In the early hours of Monday, after it poured more than 700 mm in 36 hours, villagers of Sar Ka Par here decided to abandon their homes for a safe place.
Just as they were fleeing the village, a priest from the local temple exhorted them to take shelter in the temple instead as the shrine was blessed. While most of the villagers fled, nearly 40 people decided to stay back. In two hours flat, say eyewitnesses, all of them, including the priest, were swept away. Today, the entire village is submerged in more than 10 feet of water, with not a trace of the temple.

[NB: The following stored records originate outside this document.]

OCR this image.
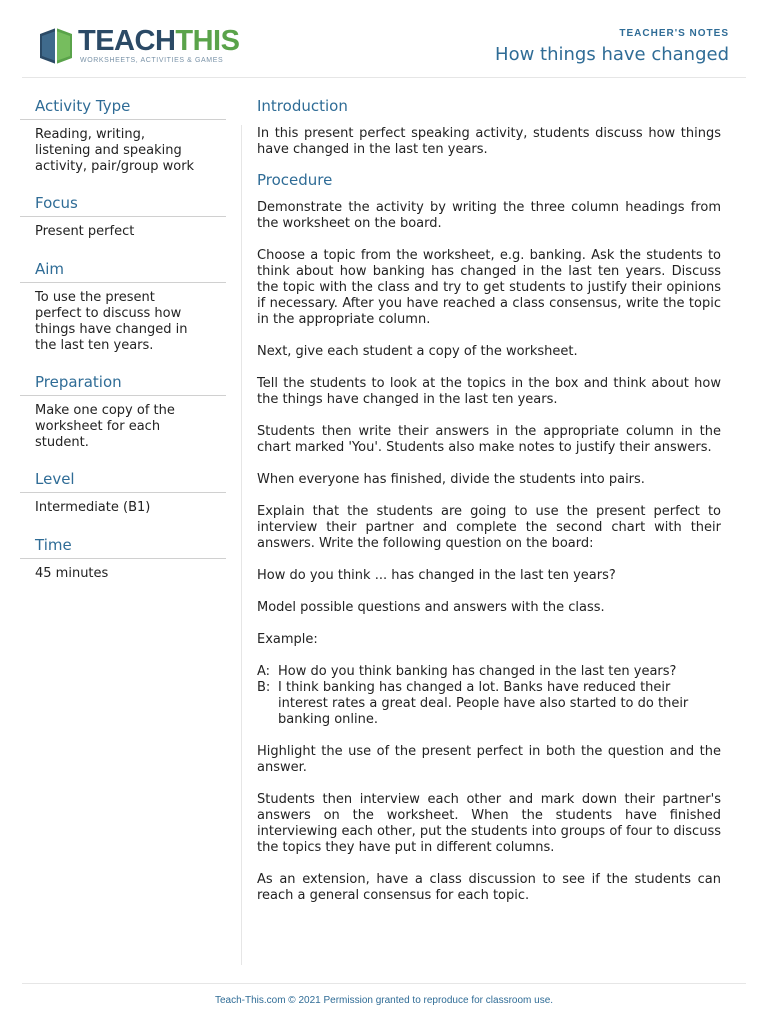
TEACHTHIS
WORKSHEETS, ACTIVITIES & GAMES
TEACHER'S NOTES
How things have changed
Activity Type
Reading, writing,
listening and speaking
activity, pair/group work
Focus
Present perfect
Aim
To use the present
perfect to discuss how
things have changed in
the last ten years.
Preparation
Make one copy of the
worksheet for each
student.
Level
Intermediate (B1)
Time
45 minutes
Introduction

In this present perfect speaking activity, students discuss how things have changed in the last ten years.

Procedure

Demonstrate the activity by writing the three column headings from the worksheet on the board.

Choose a topic from the worksheet, e.g. banking. Ask the students to think about how banking has changed in the last ten years. Discuss the topic with the class and try to get students to justify their opinions if necessary. After you have reached a class consensus, write the topic in the appropriate column.

Next, give each student a copy of the worksheet.

Tell the students to look at the topics in the box and think about how the things have changed in the last ten years.

Students then write their answers in the appropriate column in the chart marked 'You'. Students also make notes to justify their answers.

When everyone has finished, divide the students into pairs.

Explain that the students are going to use the present perfect to interview their partner and complete the second chart with their answers. Write the following question on the board:

How do you think ... has changed in the last ten years?

Model possible questions and answers with the class.

Example:

A: How do you think banking has changed in the last ten years?
B: I think banking has changed a lot. Banks have reduced their interest rates a great deal. People have also started to do their banking online.

Highlight the use of the present perfect in both the question and the answer.

Students then interview each other and mark down their partner's answers on the worksheet. When the students have finished interviewing each other, put the students into groups of four to discuss the topics they have put in different columns.

As an extension, have a class discussion to see if the students can reach a general consensus for each topic.

Teach-This.com © 2021 Permission granted to reproduce for classroom use.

“Ram bhi hum se rooth gaya hai (even god has turned his back on us),” says Shahid Bhai, one of the villagers who ignored the priest’s pleas and scampered to a nearby hill. They were rescued by the army 36 hours later after one of them managed to make a call from his cell phone.
The pessimism is justified. For, almost everything that the people of Thar depended on for their survival has turned against them. Even the sand dunes, the desert’s symbol of beauty and resistance, have wreaked havoc. Under the force of a 30-feet high wall of water that swept across the desert after it rained non-stop, many dunes have shifted, leaving behind craters in the ground.
“Some of these dunes have occupied the low-lying areas in the desert. We fear that dozens of people may be trapped under them,” says Bhanwar Lal Chaudhary, whose NGO Lok Kalyan Parishad is running relief camps in the affected areas.